In recent months, some Pacific island nations that kept the virus out by their geographic isolation have recorded outbreaks. Only tiny Tuvalu, with a population around 12,000, has escaped the virus so far, while a few other nations – Nauru, Micronesia and Marshall Islands – have stopped cases at their borders and avoided community outbreaks.

North Korea’s confirmed outbreak comes as China — its close ally and trading partner — battles its biggest outbreak of the pandemic.

North Korea in January tentatively reopened railroad freight traffic between its border town of Sinuiju and China’s Dandong for the first time in two years, but China halted the trade last month due to an outbreak in Liaoning province, which borders North Korea.

Most of the Liaoning city of Dandong has been under lockdown since late April, and in another city, Yingkou, 78 new cases were found Wednesday. Another border province, Jilin, had a major outbreak earlier with tens of thousands of cases, but that has largely receded.

The outbreaks in northeastern China have been overshadowed by the huge outbreak that has locked down Shanghai for weeks, as well as a small outbreak in Beijing that has prompted a raft of pandemic-related restrictions in the nation’s capital.

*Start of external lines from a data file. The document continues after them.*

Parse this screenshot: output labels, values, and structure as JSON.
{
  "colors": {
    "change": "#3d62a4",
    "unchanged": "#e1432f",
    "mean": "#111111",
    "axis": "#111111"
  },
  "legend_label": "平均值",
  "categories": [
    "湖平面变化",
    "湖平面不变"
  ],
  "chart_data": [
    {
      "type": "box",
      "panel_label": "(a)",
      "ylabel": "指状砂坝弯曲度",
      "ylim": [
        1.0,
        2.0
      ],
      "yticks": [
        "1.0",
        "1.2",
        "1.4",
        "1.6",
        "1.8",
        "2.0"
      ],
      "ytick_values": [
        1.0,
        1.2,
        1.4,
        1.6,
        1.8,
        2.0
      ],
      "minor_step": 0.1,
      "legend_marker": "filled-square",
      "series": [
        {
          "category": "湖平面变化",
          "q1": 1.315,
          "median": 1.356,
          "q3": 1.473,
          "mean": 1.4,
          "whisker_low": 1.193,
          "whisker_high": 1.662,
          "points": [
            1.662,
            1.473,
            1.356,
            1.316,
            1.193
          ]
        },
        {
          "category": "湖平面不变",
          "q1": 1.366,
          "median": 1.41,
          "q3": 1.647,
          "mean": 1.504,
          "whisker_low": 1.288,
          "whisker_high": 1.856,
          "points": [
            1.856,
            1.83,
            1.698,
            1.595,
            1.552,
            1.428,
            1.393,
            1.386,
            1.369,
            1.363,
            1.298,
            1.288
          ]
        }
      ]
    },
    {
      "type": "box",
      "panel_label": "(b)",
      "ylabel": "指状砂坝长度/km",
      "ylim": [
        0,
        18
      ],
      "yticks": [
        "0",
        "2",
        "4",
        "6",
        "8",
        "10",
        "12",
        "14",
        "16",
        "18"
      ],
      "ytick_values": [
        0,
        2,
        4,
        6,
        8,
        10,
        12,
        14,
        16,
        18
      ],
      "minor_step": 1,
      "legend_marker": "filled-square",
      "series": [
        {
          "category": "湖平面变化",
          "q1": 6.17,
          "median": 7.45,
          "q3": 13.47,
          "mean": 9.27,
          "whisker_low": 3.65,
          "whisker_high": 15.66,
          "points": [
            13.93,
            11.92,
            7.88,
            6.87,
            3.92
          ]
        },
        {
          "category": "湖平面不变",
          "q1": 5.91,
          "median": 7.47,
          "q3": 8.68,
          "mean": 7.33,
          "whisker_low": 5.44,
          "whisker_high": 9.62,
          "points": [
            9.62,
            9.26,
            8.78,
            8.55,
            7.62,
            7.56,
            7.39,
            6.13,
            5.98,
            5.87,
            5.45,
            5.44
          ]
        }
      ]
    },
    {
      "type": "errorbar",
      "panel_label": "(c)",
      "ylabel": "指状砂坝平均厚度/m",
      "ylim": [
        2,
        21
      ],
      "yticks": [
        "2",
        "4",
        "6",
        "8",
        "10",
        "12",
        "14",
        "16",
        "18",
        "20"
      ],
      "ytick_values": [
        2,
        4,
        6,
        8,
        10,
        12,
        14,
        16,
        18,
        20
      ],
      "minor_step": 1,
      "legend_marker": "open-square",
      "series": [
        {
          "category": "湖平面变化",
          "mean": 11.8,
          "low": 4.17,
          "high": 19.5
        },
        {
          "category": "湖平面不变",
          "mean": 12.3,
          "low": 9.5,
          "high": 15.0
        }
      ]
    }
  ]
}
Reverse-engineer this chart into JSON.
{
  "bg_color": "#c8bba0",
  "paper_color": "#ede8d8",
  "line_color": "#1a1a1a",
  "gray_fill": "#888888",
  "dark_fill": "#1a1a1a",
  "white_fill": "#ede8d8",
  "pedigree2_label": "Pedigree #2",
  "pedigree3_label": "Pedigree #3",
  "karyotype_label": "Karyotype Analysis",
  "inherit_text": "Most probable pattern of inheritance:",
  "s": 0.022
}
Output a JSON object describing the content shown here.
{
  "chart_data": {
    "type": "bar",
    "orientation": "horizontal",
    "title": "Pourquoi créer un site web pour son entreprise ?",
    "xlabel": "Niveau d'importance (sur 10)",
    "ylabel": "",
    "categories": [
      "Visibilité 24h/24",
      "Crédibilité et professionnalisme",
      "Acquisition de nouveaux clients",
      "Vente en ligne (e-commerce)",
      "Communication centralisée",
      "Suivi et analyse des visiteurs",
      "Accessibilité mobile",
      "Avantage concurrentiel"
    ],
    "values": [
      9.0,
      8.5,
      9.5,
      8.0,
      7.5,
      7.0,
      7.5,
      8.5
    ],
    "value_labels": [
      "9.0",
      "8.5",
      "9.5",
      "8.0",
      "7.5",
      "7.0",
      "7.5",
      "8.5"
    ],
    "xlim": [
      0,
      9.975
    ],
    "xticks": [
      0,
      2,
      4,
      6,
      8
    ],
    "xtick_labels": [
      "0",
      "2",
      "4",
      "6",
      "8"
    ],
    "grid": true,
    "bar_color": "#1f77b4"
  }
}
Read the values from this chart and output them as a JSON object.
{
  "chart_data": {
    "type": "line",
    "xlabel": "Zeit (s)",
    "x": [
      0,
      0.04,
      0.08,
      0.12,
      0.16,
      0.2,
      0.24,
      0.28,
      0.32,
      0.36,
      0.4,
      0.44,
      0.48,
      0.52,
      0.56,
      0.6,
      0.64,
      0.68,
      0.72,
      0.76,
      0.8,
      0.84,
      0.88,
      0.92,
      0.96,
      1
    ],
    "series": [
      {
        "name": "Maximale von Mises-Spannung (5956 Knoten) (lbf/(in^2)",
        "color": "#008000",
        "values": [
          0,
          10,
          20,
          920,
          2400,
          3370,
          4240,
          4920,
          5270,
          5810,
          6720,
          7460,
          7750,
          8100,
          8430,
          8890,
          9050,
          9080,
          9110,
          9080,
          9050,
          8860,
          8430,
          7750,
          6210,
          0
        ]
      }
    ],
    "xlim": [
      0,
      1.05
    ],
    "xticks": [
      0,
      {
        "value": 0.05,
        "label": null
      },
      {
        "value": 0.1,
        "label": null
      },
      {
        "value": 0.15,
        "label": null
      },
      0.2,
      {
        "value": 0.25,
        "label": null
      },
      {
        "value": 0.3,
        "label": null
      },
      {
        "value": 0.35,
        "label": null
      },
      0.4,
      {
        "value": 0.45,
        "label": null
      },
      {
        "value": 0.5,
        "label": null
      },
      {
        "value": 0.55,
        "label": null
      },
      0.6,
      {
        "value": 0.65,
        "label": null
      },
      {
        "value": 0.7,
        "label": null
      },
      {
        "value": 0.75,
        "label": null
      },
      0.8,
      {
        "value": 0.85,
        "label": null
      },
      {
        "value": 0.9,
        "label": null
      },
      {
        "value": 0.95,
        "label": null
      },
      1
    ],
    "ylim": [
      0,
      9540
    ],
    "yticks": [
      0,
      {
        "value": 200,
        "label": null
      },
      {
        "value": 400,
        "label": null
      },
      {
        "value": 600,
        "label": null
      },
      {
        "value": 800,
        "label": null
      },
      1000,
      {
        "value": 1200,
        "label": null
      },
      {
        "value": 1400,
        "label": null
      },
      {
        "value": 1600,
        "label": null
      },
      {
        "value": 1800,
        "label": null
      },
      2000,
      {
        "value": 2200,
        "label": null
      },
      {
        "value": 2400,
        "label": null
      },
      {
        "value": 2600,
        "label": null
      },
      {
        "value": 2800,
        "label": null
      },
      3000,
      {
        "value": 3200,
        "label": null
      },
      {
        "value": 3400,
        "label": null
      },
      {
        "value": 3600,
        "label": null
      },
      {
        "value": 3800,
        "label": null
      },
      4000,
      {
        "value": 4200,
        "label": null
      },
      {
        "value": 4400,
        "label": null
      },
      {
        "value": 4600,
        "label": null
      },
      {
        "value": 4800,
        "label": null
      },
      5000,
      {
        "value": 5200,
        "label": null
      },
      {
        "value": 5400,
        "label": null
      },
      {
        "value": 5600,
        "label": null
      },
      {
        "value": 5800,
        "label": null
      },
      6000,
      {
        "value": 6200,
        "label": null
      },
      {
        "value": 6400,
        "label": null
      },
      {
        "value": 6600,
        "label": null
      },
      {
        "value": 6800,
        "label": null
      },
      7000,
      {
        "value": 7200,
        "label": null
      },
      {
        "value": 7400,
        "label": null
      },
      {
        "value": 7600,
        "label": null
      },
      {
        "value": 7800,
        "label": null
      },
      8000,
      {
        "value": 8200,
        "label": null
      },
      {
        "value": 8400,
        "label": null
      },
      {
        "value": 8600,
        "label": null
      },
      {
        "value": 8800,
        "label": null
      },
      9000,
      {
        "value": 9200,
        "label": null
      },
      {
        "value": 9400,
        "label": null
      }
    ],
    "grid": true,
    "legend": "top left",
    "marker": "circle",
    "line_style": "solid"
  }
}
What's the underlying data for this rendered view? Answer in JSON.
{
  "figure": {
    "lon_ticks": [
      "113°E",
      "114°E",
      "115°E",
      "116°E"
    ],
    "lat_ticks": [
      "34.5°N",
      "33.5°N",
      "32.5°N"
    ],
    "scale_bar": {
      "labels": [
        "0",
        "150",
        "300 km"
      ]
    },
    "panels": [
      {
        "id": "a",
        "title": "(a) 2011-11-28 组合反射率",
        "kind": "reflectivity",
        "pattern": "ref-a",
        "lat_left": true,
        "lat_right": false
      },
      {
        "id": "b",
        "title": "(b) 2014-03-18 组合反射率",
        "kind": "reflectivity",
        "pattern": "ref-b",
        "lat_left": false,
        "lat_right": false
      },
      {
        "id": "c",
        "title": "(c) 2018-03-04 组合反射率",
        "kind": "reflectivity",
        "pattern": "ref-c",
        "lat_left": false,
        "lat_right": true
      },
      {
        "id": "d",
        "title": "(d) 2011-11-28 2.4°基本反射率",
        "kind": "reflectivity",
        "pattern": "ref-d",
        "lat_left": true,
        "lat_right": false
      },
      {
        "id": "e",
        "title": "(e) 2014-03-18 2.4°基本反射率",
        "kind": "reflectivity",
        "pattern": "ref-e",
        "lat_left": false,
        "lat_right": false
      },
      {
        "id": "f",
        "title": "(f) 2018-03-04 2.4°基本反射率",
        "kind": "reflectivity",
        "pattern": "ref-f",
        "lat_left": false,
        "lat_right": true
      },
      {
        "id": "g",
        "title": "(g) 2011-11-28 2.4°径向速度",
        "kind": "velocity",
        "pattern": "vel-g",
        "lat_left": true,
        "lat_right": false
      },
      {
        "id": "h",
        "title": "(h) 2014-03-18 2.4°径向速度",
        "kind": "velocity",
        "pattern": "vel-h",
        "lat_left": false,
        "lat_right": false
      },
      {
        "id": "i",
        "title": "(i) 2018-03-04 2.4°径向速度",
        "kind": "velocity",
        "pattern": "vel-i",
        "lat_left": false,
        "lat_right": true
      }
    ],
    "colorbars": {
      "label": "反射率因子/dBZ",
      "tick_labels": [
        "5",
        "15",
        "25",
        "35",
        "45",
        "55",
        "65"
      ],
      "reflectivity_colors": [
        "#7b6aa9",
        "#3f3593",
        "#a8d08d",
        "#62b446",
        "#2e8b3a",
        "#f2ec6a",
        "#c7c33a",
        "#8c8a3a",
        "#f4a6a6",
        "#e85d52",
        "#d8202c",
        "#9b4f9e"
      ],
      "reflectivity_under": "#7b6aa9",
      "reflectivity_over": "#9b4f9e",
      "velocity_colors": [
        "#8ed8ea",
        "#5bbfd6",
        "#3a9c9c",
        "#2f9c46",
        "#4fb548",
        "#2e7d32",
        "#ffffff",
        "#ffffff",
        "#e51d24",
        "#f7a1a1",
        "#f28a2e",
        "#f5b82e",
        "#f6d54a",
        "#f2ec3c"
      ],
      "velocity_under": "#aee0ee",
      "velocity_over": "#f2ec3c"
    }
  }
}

It’s unusual for North Korea to admit the outbreak of any infectious disease though Kim has occasionally been candid about national and social problems and policy failures.

During a flu pandemic in 2009 when the country was ruled by his father, Kim Jong Il, North Korea said that nine people in Pyongyang and the northwestern border town of Sinuiju had contracted the flu. Some outside experts said at the time the admission was aimed at winning outside aid.

Experts say Kim Jong Un still hasn’t publicly asked for any aid including COVID-19 vaccines from the United States and South Korea amid the prolonged stalemate in nuclear diplomacy.